Review: World War Z – Max Brooks

by MW Cook

It goes by many names: “The Crisis,” “The Dark Years,” “The Walking Plague,” as well as newer and more “hip” titles such as “World War Z” or “Z War One.” I personally dislike this last moniker as it implies an inevitable “Z War Two.” For me, it will always be “The Zombie War.”

I bought the book on a whim. Until I started reading it I was afraid that I had wasted my five bucks. Great myths and genres always have a higher than normal chance of being bastardized. Zombies, vampires and the like are creatures with a deep mythos about them and that mythos has been abused again and again in film and literature. So, yeah, I was worried I had wasted five bucks.

The book is written as a historical account of a world-wide zombie outbreak and the war that followed. The narrator travels the world after the war ends, collecting stories from different survivors, gathering a wide view of what the war was like for people in different stations and nations and cultures.

It was a good read. Gritty and realistic but not overtly depressing, as a world-wide zombie invasion would be. My only struggle was the complete lack of any real protagonist to fall in love with. But the originality of the storytelling made up for it with me. It was a risky book to write, I think, being so very different. But it was a risk that paid off. Five bucks well spent.

Quotes:

Most people don’t believe something can happen until it already has. That’s not stupidity or weakness, that’s just human nature. I don’t blame anyone for not believing.

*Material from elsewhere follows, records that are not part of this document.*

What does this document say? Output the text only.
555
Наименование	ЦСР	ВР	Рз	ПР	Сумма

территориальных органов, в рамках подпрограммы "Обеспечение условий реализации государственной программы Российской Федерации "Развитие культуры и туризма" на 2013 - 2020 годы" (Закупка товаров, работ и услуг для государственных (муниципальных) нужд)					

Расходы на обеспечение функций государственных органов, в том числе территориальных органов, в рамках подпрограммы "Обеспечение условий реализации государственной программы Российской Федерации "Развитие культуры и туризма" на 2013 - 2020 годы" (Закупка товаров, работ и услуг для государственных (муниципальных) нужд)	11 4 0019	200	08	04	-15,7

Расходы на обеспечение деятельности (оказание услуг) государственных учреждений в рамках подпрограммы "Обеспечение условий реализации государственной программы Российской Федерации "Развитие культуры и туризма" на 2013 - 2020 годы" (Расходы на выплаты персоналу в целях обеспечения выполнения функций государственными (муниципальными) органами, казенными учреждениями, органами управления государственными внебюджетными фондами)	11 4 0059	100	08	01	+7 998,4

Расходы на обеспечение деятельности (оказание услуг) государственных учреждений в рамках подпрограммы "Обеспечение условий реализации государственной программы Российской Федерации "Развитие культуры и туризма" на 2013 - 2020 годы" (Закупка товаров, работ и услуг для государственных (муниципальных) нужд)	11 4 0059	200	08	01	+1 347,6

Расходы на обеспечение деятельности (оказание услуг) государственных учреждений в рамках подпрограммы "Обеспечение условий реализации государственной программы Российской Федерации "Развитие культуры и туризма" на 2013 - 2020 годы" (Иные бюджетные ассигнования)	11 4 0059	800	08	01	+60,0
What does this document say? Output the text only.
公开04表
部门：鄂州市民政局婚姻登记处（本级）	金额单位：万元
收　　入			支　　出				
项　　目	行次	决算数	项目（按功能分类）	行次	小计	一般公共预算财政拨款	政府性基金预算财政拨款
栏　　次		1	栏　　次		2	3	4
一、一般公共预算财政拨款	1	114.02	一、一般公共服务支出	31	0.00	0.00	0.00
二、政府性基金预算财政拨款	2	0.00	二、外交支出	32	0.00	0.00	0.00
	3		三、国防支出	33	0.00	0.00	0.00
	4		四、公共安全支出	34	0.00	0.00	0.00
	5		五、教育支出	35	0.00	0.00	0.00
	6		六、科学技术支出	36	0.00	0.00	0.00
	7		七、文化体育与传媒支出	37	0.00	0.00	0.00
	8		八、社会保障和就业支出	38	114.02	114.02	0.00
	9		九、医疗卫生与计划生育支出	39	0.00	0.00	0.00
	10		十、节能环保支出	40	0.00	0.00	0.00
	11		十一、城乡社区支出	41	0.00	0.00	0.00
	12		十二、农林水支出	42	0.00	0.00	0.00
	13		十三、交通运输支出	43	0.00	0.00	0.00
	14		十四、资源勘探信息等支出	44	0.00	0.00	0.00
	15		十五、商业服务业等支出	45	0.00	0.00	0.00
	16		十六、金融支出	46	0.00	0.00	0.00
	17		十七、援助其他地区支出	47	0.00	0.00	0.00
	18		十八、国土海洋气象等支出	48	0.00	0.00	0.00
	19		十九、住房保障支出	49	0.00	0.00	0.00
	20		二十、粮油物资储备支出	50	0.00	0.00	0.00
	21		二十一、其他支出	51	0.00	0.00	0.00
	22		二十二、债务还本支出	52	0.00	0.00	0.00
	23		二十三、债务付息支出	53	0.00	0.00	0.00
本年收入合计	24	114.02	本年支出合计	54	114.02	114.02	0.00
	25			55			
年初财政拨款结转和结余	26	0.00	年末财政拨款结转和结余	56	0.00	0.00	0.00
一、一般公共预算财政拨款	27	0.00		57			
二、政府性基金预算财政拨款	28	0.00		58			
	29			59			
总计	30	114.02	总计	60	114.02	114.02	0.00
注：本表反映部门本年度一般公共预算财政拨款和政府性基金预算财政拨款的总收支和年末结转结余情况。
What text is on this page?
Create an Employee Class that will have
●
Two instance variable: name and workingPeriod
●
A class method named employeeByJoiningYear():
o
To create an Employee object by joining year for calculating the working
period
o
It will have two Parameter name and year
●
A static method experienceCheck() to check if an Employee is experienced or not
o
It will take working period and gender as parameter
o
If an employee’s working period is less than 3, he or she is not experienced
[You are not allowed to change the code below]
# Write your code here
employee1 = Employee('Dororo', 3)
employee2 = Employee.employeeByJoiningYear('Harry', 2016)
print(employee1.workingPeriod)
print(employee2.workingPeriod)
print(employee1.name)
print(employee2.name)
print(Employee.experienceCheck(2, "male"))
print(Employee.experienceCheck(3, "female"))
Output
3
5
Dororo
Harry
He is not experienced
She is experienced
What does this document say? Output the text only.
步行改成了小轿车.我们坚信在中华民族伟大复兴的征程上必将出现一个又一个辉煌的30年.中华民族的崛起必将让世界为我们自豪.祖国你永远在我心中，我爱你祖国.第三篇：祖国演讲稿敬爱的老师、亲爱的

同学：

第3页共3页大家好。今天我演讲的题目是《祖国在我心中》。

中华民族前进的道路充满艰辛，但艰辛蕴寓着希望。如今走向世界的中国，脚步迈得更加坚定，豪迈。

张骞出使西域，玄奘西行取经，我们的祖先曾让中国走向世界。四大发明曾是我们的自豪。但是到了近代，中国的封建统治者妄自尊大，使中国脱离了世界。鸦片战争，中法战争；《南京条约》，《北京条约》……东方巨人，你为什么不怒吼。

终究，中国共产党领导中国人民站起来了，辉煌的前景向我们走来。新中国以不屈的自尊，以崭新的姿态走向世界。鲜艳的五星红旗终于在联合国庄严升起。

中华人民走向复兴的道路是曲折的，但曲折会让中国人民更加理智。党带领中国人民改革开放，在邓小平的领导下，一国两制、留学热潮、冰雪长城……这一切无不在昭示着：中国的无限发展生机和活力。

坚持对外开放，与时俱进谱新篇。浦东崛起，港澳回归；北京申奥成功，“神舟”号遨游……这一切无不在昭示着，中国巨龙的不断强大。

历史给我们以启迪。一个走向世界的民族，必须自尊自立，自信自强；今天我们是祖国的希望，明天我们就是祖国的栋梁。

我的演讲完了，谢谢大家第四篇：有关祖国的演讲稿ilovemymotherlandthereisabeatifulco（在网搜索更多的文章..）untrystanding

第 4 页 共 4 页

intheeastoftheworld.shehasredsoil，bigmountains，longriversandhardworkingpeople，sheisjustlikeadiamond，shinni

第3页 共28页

Imagine a group of people all staring at writing on a wall, everyone congratulating one another on reading the words correctly. But behind that group is a mirror whose image shows the writing’s true message. No one looks at the mirror. No one thinks it’s necessary.

We were taught since birth to bear the burden of our grandfathers’ shame. We were taught that, even if we wore a uniform, that our first sworn duty was to our conscience, no matter what the consequences.

Lies are neither bad nor good. Like a fire they can either keep you warm or burn you to death, depending on how they’re used.